By conducting a meta-analysis of previous research studies, Hornik, Cherian, Madansky, and Narayana (1995) concluded that there was a strong positive correlation (r=.54) between knowledge and recycling behavior. Referring to recycling behavior, Shultz described that "the overwhelming finding from the research is that knowledge is a strong and consistent predictor of recycling behavior (2002, p.70)."

Research findings about positive correlation between knowledge and behavior change can be found in literature from different content areas such as knowledge about asthma and asthma management behavior (Rubin, Bauman, & Lauby, 1989), nutrition knowledge and healthy eating behavior (Palojoki, 2007), and financial knowledge and personal financial behavior (Edmiston & Gillett-Fisher, 2006). Available literature, as well as, findings of this research support the notion that "knowing and not doing is equal to not knowing" (Clements, 1999, p. 1)

Conclusions

The results of this study warrant the following conclusions.

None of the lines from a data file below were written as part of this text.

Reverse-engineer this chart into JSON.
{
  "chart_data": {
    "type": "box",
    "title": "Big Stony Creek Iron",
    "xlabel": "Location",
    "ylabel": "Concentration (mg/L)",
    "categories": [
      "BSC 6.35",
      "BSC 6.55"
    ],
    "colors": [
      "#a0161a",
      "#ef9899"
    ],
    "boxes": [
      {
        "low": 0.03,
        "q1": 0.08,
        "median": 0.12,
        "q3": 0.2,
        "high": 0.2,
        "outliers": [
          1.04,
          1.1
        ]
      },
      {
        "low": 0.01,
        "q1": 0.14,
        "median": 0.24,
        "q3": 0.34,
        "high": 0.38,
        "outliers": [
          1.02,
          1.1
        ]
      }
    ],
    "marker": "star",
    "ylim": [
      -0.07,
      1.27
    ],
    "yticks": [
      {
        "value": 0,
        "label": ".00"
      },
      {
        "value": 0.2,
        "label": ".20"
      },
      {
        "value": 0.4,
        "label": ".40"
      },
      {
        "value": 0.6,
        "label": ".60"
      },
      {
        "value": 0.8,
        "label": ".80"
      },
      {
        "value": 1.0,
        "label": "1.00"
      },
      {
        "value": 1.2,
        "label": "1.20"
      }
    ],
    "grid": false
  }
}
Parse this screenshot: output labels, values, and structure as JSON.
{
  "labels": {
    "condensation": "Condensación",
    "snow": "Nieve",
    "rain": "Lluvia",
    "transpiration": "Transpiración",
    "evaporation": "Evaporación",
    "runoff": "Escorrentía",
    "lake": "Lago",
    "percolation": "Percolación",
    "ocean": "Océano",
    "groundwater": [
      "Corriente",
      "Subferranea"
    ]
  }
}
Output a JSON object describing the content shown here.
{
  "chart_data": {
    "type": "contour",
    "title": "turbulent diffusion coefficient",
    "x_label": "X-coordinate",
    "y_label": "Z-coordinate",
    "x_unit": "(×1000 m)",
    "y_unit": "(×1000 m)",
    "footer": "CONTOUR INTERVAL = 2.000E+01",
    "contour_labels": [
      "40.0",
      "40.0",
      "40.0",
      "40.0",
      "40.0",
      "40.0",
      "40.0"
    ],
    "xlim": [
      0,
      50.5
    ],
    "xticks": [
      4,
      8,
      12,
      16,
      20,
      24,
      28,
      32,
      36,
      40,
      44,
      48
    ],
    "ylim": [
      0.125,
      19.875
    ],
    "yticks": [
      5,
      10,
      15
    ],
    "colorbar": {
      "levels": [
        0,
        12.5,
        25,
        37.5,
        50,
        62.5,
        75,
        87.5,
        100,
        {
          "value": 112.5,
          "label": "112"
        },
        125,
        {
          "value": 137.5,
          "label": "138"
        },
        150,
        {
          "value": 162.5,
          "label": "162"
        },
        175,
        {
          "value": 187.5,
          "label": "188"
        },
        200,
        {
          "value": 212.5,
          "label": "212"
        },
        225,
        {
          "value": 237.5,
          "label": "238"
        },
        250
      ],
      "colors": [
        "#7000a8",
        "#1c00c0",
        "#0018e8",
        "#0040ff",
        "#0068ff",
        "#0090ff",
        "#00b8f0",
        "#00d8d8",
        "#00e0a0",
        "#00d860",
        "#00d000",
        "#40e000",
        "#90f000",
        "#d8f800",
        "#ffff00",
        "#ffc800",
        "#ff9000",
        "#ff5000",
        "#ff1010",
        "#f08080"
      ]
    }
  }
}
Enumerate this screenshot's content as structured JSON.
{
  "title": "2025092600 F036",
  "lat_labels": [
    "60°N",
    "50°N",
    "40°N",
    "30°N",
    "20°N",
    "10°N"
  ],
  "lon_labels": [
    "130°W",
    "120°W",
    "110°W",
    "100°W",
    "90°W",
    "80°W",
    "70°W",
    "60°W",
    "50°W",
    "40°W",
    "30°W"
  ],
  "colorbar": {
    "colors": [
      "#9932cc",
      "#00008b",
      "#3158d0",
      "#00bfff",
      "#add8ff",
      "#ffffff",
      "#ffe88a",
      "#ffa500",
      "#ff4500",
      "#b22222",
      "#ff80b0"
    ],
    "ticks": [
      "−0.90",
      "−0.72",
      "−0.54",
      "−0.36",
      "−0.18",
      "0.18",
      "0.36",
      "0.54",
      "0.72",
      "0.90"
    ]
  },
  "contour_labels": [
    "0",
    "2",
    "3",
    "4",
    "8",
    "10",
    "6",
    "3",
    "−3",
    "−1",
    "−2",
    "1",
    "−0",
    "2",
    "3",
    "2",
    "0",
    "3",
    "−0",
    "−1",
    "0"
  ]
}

  • The food safety self-study course significantly improved home-based family childcare providers' food safety knowledge and behavior.
  • There is a moderately positive correlation between the participants' food safety knowledge change and their subsequent food safety behavior changes.
  • Change in childcare providers' knowledge of safe food handling practices is a reasonable indicator for predicting their subsequent change in food handling behaviors.

Implications and Limitations

Child-care providers' food safety knowledge improvement can be considered as a reasonable impact indicator in determining the direction of their food safety behavior change. The study reported here was conducted using self-study materials with home-based family childcare providers who care for small groups of children in their own homes during the day. The findings of the study can be applied for this client group and type of training. However, results might be different for center-based childcare providers or in situations where instructors present the same material in a classroom setting.

The main implication of the study is that Extension professionals may be able to use knowledge change as a reliable impact indicator of potential behavior changes of childcare food safety self-study program participants. Additional research into knowledge and behavior changes of self-study food safety programs is needed to determine if the findings of this study apply to other audiences.

The use of a convenience sample for recording participants' food safety behavior and the small sample size is a limitation of this study in generalizing the findings to other childcare providers or to other participants in Extension food safety programs. Future research with control groups and other types of Extension programs is needed to further explore the relationship between participants' knowledge change and their behavior changes in order to generalize the findings for other Extension programs.